Considering the above analysis results provided for Seoul city and the Jeonnam Province, the characteristics of the proposed method could be identified as follows. First, it is possible to explore the various semantic correspondences of the feature classes through analyzing the clustering order in the embedded space. Adjacent feature classes in the space share more spatial objects, which means that they have a high probability to represent the same real-world entity or phenomena. According to the assumptions of this research and many previous related studies, these feature classes can be classified as semantically corresponding pairs. Therefore, applying agglomerative hierarchical clustering, hierarchical semantic relations of the feature classes such as “is_subset_of”, “is_superset_of”, or “is_same_to” could be obtained, similarly to [13].

Second, it is possible to infer regional characteristics of the feature classes. For example, the lands for which the land-use category is T (Miscellaneous) were generally used for the transportation area in Seoul city, and for the suburban and agricultural areas in the Jeonnam Province, as shown in Figure 4 and Figure 5, respectively. This is because there is high land development demand for transportation services in urban areas such as Seoul city. However, in the Jeonnam Province, where only a small part of its area is urbanized, there is no specific land development demand, and thus, the lands for which the land-use category is T (Miscellaneous) were developed in various forms. However, the water-system area and the forest area showed very similar clustering results. This can be explained by the natural environment protection due to the intervention of the central government, which results in similar land development tendencies for both urban and rural areas.

5. Conclusions

In this article, we proposed a new method to identify semantic correspondences between two datasets by means of finding hierarchical M:N corresponding feature class–set pairs. Applying the overlapping analysis to the object sets within the feature classes, the similarities of the feature classes are estimated and projected onto a lower-dimensional vector space after applying the graph embedding method. Thereafter, as the feature classes of high similarity are distributed close to each other in the projection space, distance-based clustering is conducted to identify the semantically corresponding feature class pairs. The above method was applied to the cadastral parcels’ land-use record in UIS and the corresponding land-use category in KLIS for two different test sites, Seoul city and the Jeonnam Province. As a result, it was possible to find various semantic correspondences of the feature classes between UIS and KLIS. In addition, hierarchical structures of the correspondences could be obtained. Moreover, upon analyzing these structures to obtain sequential clustering orders, regional characteristics of the feature classes were also inferred.
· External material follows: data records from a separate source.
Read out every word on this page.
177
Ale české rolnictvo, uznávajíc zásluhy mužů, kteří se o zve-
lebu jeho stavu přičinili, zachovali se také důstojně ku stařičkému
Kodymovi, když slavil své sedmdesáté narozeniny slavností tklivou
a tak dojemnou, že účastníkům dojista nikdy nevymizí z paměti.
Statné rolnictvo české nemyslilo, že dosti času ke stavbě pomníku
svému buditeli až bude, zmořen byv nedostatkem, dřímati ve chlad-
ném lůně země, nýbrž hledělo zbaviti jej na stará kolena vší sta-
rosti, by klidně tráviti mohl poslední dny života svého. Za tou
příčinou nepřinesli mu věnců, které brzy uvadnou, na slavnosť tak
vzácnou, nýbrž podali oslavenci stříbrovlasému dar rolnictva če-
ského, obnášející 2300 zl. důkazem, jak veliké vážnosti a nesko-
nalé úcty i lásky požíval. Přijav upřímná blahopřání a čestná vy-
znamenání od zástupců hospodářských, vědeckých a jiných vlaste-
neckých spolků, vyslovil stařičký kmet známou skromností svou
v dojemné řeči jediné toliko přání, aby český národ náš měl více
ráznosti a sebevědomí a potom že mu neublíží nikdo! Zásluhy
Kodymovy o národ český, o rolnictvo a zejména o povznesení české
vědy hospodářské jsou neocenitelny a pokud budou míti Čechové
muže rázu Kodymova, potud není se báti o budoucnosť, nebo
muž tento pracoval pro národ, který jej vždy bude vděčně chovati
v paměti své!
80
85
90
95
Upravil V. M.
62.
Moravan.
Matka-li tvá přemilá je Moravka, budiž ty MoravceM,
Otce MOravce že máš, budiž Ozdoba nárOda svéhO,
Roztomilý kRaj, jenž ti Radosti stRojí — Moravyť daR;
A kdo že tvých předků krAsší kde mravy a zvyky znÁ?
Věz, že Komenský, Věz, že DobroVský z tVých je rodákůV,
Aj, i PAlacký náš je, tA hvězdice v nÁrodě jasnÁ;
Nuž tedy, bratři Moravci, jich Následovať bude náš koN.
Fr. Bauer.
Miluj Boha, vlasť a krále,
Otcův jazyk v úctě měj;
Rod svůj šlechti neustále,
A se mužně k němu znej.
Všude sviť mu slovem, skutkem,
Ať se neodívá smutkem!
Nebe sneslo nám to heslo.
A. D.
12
The proposed method is based only on the results of the overlay analysis between datasets. Therefore, aside from the location information, other prior information related to the construction of similarity measures was not required. This is an advantage in terms of generality as the proposed method can be applied to various geospatial datasets. Moreover, an advanced method could be developed by combining various similarity measures, such as lexical similarity, structural similarity, category similarity, shape similarity, and so on [18,28,29] into the co-occurrence matrix, in which rows and columns represent entities under analysis, such as feature classes in this study. To combine these various similarity measures between these entities, it is necessary to determinate their weight. We will consider these aspects to improve the proposed method in future studies.